Expectations are lame and nonproductive.

I think this says it all. While sometimes expectations push us to “do better,” more often than not, we try for the wrong reasons. Expectations often lead us to do things that we really aren’t interested in doing. I, for one, strive to do things that I want to do, not the things that other people reflect upon me. While this isn’t always the nice thing to do, it ultimately makes me a very happy person. Leading me into my next point…

 You can never get your time back, so spend it wisely.

As I kid, I distinctly remember my mom telling me how important time was, that you could never get more of it and that you could never get it back. Impressing this upon me at such a young age definitely left an indelible mark, which is probably why I believe in being selfish, spending my time exactly how I want to, and being as honest as I can be. I always say, “no regrets” and that’s exactly how I try to live.

The Consideration Car

Whenever I take the train, I make it a decided point to sit in the Quiet Car. There are many perks of this seating option, only a few of which include being nearly guaranteed a seat and the chance to rest my bionic hearing. While noise is probably one of the most commonly accepted offenses in society (hence the dedicated car) I feel that a Consideration Car should be instituted, for those of us who are bothered by even more. In my Consideration Car, I would ban things like pungent foods, unhygienic people, over perfumed people, rowdy kids, anyone on a cell phone, loud chewing, snorers, and people who can’t control their bodily functions. While I’m sure I could name a dozen more actions I’d like to constrict, I think you get the point. When I wrote this on the way home for Christmas, the traveler seated next to me was eating a fresh-from-the-microwave croissant with ham. Can you imagine how odorous that was? And she had a bag of three! Who needs that much food for a trip to Boston? And who wants to eat three of those things? She was practically sitting right on top of me in a train car with about as much ventilation as a plane at its highest altitude. Gross. Did she not think that such a meal would smell? How self-absorbed can one person be?

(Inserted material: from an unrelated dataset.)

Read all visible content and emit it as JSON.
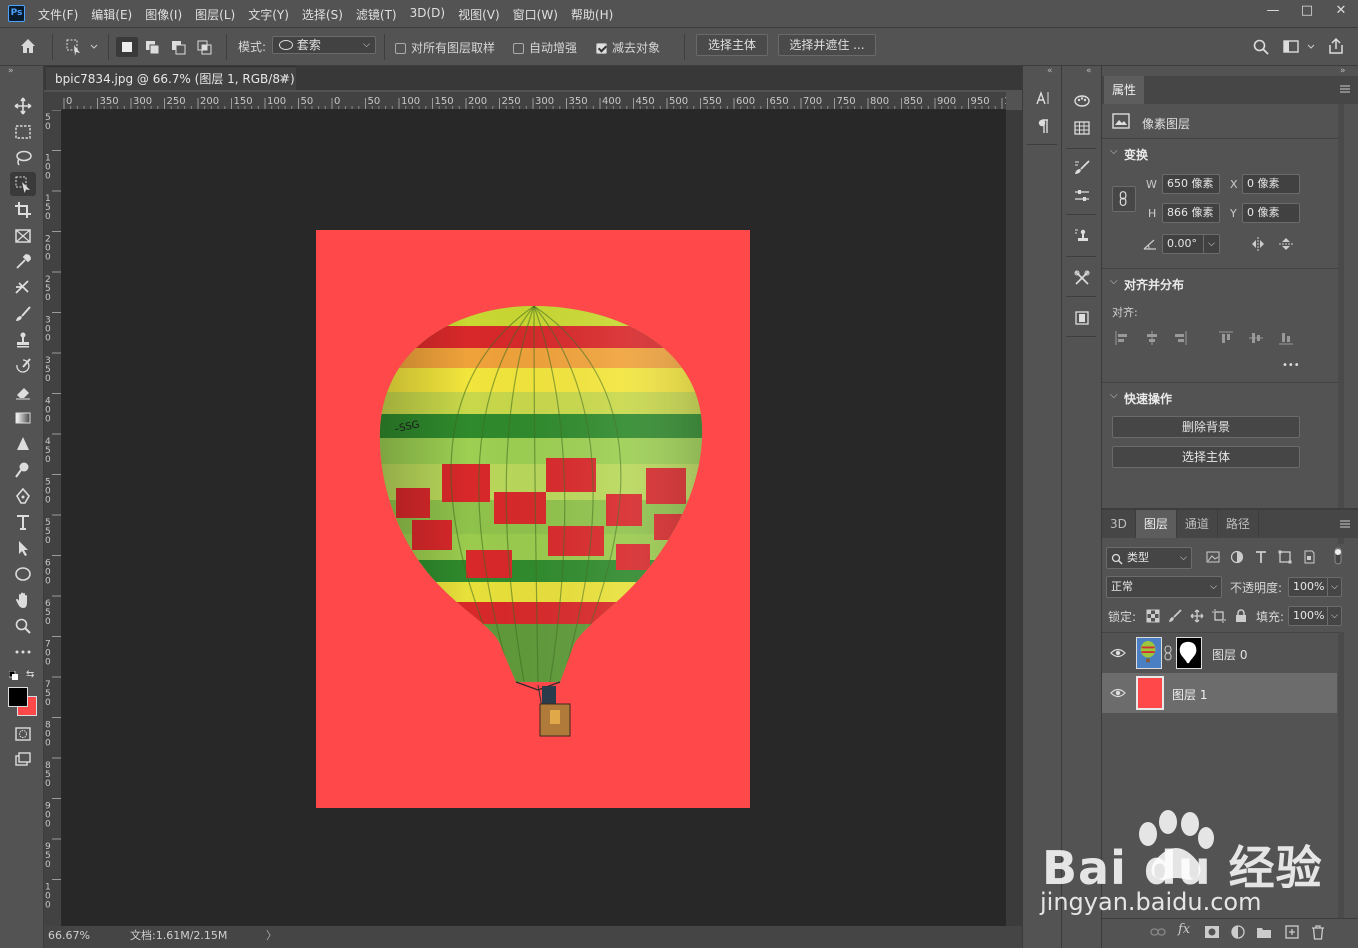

My agitated state was probably heightened by: her telling me that a friend of hers left my place of work because she hated it, the scowl on her face, the book about Chilean miners that she was carrying as a prop, the fact that she’s wearing Chloe perfume, and because she reminds me of the pretentious and judgmental third world studies kids I despised at school. So I digress. During the last train ride I took, a small child was running the entire car length yelling, “Have a nice ride! Have a nice ride!” which, to me, was in clear violation of the Quiet Car rules, and yet, no one said anything to the giggling adult chasing after him. When left to their own undeveloped devices, most children will make noise, how is this surprising? But nonetheless, they shouldn’t be seated in the Quiet Car. Ah, then there was the time before that when I was seated next to a girl who smelled and looked like she hadn’t showered in three weeks, and making me more uncomfortable was the way she used her cell phone through a Ziploc baggie.

Okay, so maybe it’s me. Maybe I’m the weird one, the troublemaker, who shouldn’t be allowed to leave the house. If all of these people seem to be disturbing me, then what if it’s not them? What if it’s me? Yeah, I actually really doubt that. Most people enter the public sphere with a complete lack of consideration and ability to see how their actions will impact other people. It seems to me that most people choose to sit in the quiet car not only for the lack of noise, but also for the lack of distractions and disturbances.. Let this be a call to action. From this point on, we will be a more thoughtful and conscious community, and will cease the sensory assault on others. Is that too much to ask?